2 meters is the recommended distance between two people during the COVID19 pandemic. Because of this, the amount of people that can fit in a public space is more limited than what we are used to. The Social Distancing Optimizer project aims to build a system that can find a configuration of people within a space that maximizes the amount of people within a defined space (of arbitrary shape), whilst still ensuring they are as safe as possible from spreading the virus. This will allow for better planning of events in public spaces or in the development of floor plans for public spaces.
How I built it
I devised a genetic algorithm that would optimize the placements of people within a space defined as an irregular polygon such that they would all be within the recommended 2 meter distance from each other.
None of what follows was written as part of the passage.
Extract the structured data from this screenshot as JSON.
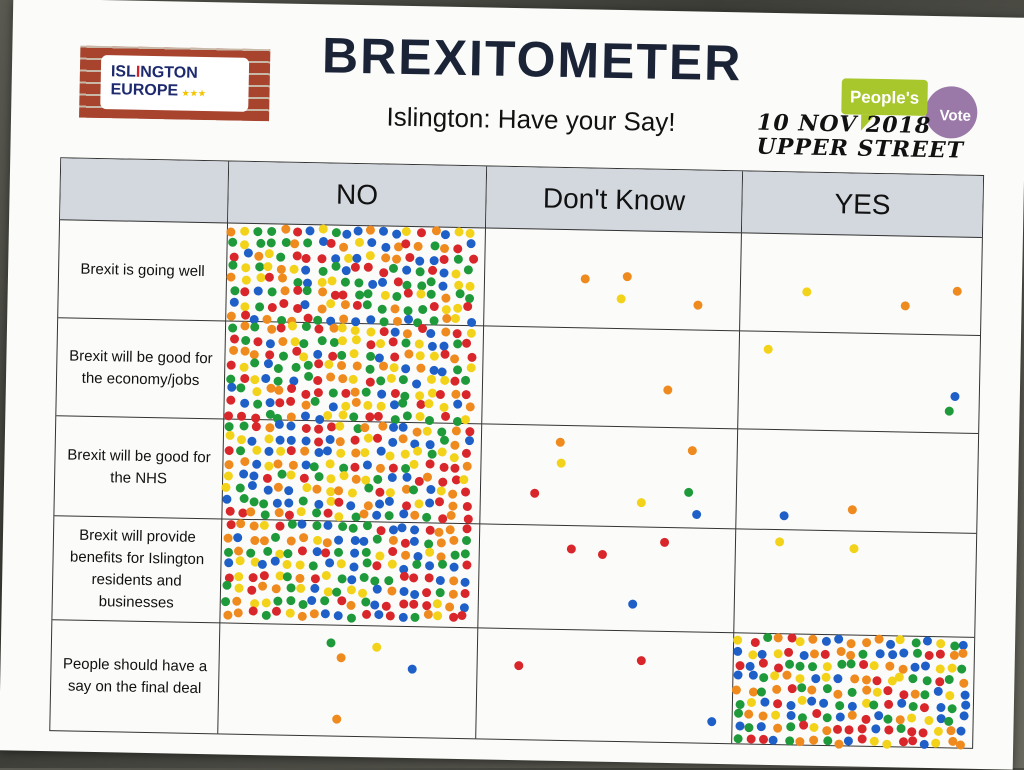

Essentially this means generating random configurations and picking the best ones to evolve the next generation of solutions iteratively.
For the system itself, I used p5.js to create a system for users to input an image of a floor plan or a top-down view of a space, specify the area they want to fit people in, and run the algorithm to find an optimal configuration. p5 was used due to the simplicity of creating visualizations and rapid prototyping.
Challenges I ran into
There were a lot of performance issues and it was incredibly difficult to debug. As such, I wasn't able to present the algorithm on time, although the theory is there.
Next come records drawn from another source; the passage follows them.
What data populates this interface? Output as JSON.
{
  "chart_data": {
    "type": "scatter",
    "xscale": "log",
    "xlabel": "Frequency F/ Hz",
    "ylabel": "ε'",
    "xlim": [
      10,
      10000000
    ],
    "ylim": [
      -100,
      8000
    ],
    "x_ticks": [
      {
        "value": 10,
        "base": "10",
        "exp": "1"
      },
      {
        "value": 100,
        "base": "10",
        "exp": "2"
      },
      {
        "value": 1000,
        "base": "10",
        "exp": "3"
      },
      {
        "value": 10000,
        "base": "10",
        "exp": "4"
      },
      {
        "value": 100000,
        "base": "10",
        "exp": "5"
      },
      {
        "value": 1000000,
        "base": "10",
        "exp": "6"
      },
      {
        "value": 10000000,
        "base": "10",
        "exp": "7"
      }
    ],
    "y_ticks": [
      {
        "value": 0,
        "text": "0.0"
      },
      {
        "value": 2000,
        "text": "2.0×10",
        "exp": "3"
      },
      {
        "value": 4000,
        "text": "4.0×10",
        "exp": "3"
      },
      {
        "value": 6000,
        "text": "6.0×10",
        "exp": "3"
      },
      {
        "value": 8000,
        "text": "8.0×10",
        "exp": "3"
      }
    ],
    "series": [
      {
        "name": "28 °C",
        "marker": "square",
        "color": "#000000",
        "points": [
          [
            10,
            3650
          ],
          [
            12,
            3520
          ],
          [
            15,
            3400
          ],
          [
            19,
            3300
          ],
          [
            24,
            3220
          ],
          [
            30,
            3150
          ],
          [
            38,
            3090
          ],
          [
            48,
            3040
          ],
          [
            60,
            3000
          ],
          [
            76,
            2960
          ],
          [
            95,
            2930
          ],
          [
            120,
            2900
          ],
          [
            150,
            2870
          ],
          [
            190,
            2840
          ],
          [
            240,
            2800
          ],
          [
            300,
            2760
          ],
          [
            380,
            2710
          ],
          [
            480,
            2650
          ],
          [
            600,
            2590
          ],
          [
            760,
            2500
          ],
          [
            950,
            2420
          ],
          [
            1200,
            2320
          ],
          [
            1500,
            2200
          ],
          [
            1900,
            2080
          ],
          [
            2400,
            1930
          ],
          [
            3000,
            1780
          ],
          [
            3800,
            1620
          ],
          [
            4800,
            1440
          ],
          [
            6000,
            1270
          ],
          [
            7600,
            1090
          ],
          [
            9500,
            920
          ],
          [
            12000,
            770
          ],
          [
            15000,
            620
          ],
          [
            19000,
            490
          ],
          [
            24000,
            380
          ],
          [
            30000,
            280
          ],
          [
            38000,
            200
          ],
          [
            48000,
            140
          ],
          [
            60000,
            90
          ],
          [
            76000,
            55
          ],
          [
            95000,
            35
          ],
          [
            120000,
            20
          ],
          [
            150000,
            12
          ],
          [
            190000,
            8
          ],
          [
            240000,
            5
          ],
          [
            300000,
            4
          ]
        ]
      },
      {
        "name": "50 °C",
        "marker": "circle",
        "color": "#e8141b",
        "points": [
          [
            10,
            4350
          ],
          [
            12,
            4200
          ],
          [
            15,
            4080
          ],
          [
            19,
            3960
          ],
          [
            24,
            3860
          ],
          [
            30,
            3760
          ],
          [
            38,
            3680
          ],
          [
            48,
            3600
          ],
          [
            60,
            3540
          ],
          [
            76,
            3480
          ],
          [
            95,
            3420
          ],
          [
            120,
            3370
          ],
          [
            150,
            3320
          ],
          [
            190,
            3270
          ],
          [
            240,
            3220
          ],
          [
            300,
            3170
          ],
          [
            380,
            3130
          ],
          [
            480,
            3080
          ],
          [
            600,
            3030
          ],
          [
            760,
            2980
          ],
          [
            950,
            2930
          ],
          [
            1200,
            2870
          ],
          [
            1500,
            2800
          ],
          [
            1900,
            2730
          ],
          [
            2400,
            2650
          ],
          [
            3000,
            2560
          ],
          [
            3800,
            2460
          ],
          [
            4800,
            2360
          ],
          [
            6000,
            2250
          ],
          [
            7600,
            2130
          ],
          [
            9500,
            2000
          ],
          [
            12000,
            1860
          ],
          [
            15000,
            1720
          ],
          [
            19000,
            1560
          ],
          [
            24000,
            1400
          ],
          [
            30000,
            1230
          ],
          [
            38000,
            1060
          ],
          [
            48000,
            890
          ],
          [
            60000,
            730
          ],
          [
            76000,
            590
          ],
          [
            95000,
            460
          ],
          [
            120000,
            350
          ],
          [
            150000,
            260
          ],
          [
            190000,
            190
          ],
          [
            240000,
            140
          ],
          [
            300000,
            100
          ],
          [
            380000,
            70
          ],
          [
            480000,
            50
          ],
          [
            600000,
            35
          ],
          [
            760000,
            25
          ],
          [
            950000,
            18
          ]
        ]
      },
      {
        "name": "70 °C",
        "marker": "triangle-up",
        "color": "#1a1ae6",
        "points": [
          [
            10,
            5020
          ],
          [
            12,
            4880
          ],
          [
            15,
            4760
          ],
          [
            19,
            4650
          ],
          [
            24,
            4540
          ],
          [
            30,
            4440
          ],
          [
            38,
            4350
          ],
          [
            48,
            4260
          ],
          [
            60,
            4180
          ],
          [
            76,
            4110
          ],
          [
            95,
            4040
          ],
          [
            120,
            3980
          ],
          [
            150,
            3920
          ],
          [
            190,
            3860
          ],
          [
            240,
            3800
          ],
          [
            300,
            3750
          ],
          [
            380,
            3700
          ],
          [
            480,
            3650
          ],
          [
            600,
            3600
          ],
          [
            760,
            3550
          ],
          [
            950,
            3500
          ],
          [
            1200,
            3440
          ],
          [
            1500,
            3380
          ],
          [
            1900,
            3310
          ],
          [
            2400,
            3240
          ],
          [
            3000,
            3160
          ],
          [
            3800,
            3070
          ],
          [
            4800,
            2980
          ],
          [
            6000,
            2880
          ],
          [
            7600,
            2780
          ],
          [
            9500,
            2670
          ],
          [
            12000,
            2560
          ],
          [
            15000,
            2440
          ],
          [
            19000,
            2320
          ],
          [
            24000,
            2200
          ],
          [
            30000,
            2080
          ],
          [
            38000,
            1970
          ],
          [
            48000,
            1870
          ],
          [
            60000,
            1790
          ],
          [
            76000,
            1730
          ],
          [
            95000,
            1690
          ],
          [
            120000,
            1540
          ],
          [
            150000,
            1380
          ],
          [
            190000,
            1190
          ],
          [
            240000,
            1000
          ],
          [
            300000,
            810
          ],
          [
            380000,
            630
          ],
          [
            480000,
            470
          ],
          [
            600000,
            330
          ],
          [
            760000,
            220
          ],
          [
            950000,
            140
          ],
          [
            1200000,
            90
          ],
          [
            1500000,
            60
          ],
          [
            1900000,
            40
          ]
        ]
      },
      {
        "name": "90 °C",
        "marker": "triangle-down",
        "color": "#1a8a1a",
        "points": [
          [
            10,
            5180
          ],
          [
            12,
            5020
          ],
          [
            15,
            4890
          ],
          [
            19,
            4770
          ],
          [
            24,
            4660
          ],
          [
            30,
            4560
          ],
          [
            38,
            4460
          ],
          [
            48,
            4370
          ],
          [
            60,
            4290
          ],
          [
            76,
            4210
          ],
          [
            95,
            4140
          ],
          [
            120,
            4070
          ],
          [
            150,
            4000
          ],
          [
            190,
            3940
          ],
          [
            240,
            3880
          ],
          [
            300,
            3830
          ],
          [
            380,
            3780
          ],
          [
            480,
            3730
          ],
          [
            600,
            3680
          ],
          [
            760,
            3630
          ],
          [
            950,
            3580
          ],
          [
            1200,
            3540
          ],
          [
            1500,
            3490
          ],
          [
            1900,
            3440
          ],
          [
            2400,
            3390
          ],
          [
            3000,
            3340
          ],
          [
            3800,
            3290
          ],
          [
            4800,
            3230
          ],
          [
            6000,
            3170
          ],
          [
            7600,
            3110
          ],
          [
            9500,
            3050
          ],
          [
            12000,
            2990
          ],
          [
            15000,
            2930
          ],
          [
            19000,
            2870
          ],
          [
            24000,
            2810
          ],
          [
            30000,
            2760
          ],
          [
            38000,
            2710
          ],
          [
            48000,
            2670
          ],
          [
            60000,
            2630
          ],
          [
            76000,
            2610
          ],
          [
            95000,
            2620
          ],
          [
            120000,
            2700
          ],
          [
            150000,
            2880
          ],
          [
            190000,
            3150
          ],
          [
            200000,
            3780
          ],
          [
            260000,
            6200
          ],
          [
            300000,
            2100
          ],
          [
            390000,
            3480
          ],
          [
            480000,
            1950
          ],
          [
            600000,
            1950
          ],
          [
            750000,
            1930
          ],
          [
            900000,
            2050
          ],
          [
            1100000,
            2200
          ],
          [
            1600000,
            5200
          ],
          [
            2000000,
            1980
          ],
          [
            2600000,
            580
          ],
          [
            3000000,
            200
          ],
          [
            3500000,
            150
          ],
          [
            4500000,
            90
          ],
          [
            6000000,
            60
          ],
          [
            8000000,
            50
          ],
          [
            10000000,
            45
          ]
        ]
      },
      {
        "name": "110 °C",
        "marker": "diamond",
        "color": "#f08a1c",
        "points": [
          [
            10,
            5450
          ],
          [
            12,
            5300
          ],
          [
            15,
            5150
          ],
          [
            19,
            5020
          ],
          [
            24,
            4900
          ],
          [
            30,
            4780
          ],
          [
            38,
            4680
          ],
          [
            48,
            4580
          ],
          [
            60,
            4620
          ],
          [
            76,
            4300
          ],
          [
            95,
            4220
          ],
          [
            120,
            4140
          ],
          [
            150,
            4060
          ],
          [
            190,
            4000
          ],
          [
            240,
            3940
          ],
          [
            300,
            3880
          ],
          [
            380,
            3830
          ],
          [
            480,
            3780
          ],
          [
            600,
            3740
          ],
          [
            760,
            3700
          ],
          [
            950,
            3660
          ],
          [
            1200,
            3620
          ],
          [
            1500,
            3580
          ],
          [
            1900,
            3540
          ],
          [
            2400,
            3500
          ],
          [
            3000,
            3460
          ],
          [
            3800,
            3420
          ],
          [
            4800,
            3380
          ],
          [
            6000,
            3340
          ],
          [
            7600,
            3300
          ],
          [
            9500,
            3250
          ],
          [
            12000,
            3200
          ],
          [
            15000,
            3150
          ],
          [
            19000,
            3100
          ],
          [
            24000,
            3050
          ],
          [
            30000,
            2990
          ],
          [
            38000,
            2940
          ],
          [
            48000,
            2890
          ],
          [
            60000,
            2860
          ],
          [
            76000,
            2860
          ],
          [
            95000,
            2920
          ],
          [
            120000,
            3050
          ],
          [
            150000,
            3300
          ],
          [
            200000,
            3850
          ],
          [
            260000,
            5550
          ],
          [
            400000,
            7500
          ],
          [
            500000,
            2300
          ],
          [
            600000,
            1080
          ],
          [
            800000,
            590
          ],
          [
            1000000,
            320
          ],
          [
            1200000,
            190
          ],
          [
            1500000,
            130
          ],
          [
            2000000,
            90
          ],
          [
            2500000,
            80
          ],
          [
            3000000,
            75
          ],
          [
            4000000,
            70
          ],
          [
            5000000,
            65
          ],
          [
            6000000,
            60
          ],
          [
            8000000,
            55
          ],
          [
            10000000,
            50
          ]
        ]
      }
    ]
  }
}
Accomplishments that I'm proud of
I'm glad that I was able to apply my recently gained knowledge of evolutionary algorithms and devised a theoretical solution with a fitness function that should work.
What I learned
I learned exactly how computationally intensive these algorithms can get, and that sets my next goal of learning how to better optimize them for better runtimes.
What's next for Social Distancing Optimizer
If I do decide to come back to the application I would optimize the algorithm to get something usable in real time.